Connect to Hazelcast with Jupyter Notebooks

Jupyter Notebook is an open-source web tool that lets data scientists create and share documents with live code and equations. Because of its interactivity and data presentation features, the Jupyter Notebook is considered a powerful tool for scientific projects. It also lets you use a web browser to edit and run notebook documents.

On the other hand, Hazelcast IMDG, is a Java-based open source in-memory data grid that lets you use a wide selection of massively scalable data structures in your Python applications. It takes advantage of the Hazelcast Near Cache functionality to save frequently read data in your Python projects, allowing you to access data faster in your applications. Similarly, Hazelcast's IMDG Python client provides access to all data structures, distributed queues, and topics, as well as Javascript Object Notation (JSON) support.
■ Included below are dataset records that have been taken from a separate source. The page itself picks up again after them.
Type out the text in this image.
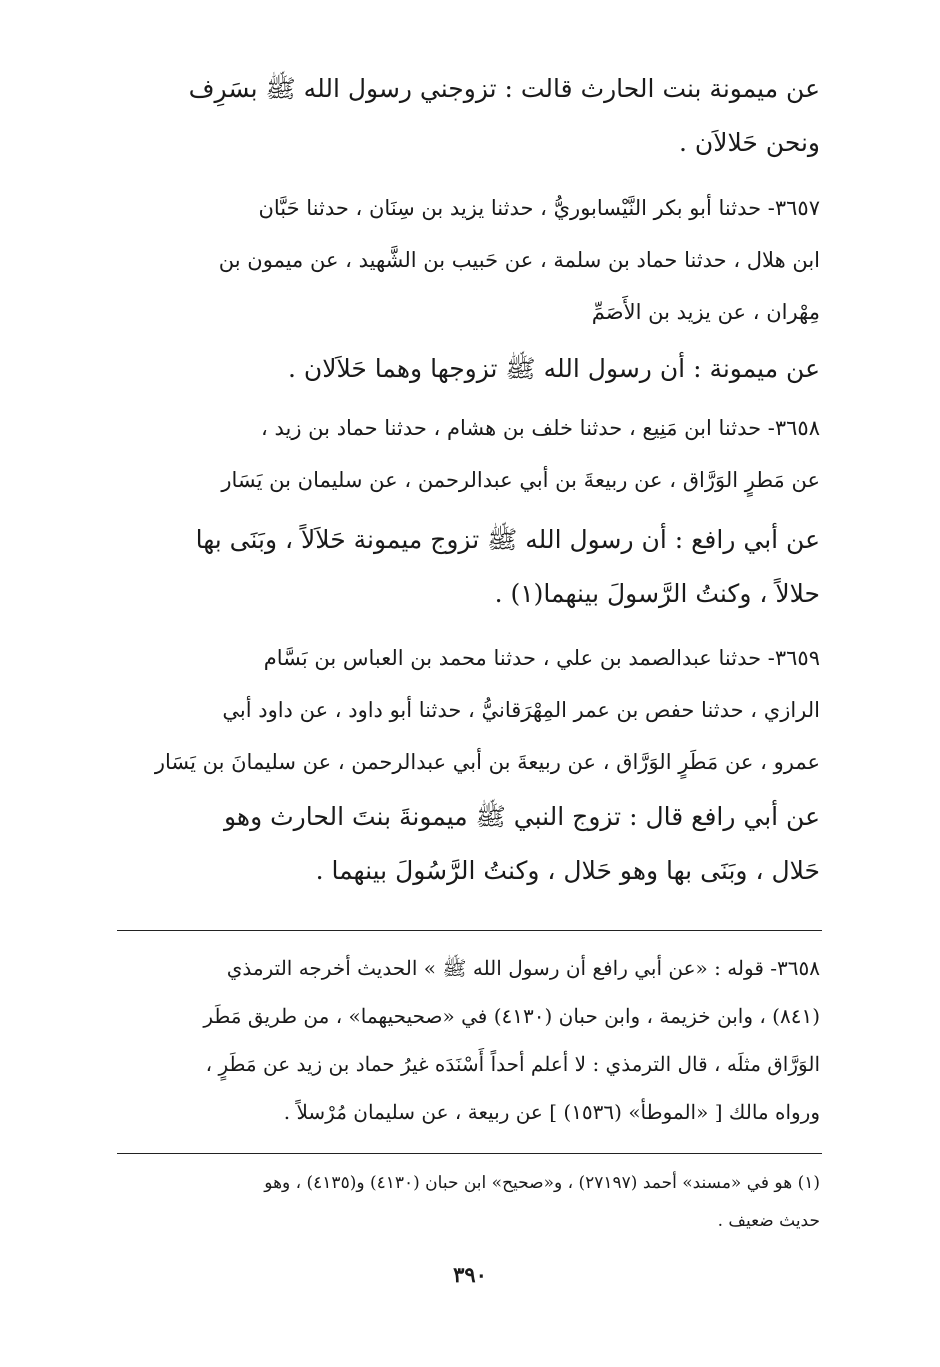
عن ميمونة بنت الحارث قالت : تزوجني رسول الله ﷺ بسَرِف
ونحن حَلالاَن .
٣٦٥٧- حدثنا أبو بكر النَّيْسابوريُّ ، حدثنا يزيد بن سِنَان ، حدثنا حَبَّان
ابن هلال ، حدثنا حماد بن سلمة ، عن حَبيب بن الشَّهيد ، عن ميمون بن
مِهْران ، عن يزيد بن الأَصَمِّ
عن ميمونة : أن رسول الله ﷺ تزوجها وهما حَلاَلان .
٣٦٥٨- حدثنا ابن مَنِيع ، حدثنا خلف بن هشام ، حدثنا حماد بن زيد ،
عن مَطرٍ الوَرَّاق ، عن ربيعةَ بن أبي عبدالرحمن ، عن سليمان بن يَسَار
عن أبي رافع : أن رسول الله ﷺ تزوج ميمونة حَلاَلاً ، وبَنَى بها
حلالاً ، وكنتُ الرَّسولَ بينهما(١) .
٣٦٥٩- حدثنا عبدالصمد بن علي ، حدثنا محمد بن العباس بن بَسَّام
الرازي ، حدثنا حفص بن عمر المِهْرَقانيُّ ، حدثنا أبو داود ، عن داود أبي
عمرو ، عن مَطَرٍ الوَرَّاق ، عن ربيعةَ بن أبي عبدالرحمن ، عن سليمانَ بن يَسَار
عن أبي رافع قال : تزوج النبي ﷺ ميمونةَ بنتَ الحارث وهو
حَلال ، وبَنَى بها وهو حَلال ، وكنتُ الرَّسُولَ بينهما .
٣٦٥٨- قوله : «عن أبي رافع أن رسول الله ﷺ » الحديث أخرجه الترمذي
(٨٤١) ، وابن خزيمة ، وابن حبان (٤١٣٠) في «صحيحيهما» ، من طريق مَطَر
الوَرَّاق مثلَه ، قال الترمذي : لا أعلم أحداً أَسْنَدَه غيرُ حماد بن زيد عن مَطَرٍ ،
ورواه مالك [ «الموطأ» (١٥٣٦) ] عن ربيعة ، عن سليمان مُرْسلاً .
(١) هو في «مسند» أحمد (٢٧١٩٧) ، و«صحيح» ابن حبان (٤١٣٠) و(٤١٣٥) ، وهو
حديث ضعيف .
٣٩٠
In this tutorial, you'll be connecting to Hazelcast using Jupyter Notebooks with Python and SQL.

Prerequisites

Before getting started with this tutorial, ensure you have the following;

Python 3.x installed on your computer.
OpenJDK installed
Hazelcast CLI installed

Installing Jupyter Notebook

To get started, we need to install and create a folder for this project. Open your terminal and run the command below:

mkdir hazelcast && cd hazelcast`

Then create and activate a virtual environment by running the following commands.

#install virtual env.
pip install virtualenv 
 
#create virtual env.
virtualenv env 
 
#activate env.
source env/bin/activate

If you see a similar output to the one in the screenshot below, your virtual environment has been successfully activated.

Activating virtual environment

Now install and run the Jupyter notebook with the command below:

# install
pip install jupyter notebook
 
# run 
jupyter-notebook

The above command will install, run, and open the Jupyter notebook at port 8888 in your browser.

Running Jupyter Notebook

Finally, you need to create a notebook and install the Hazelcast python client with Jupyter notebook. Click on the New tab at the top right corner of the Jupyter notebook on your browser, and select Python 3 (ipykernel)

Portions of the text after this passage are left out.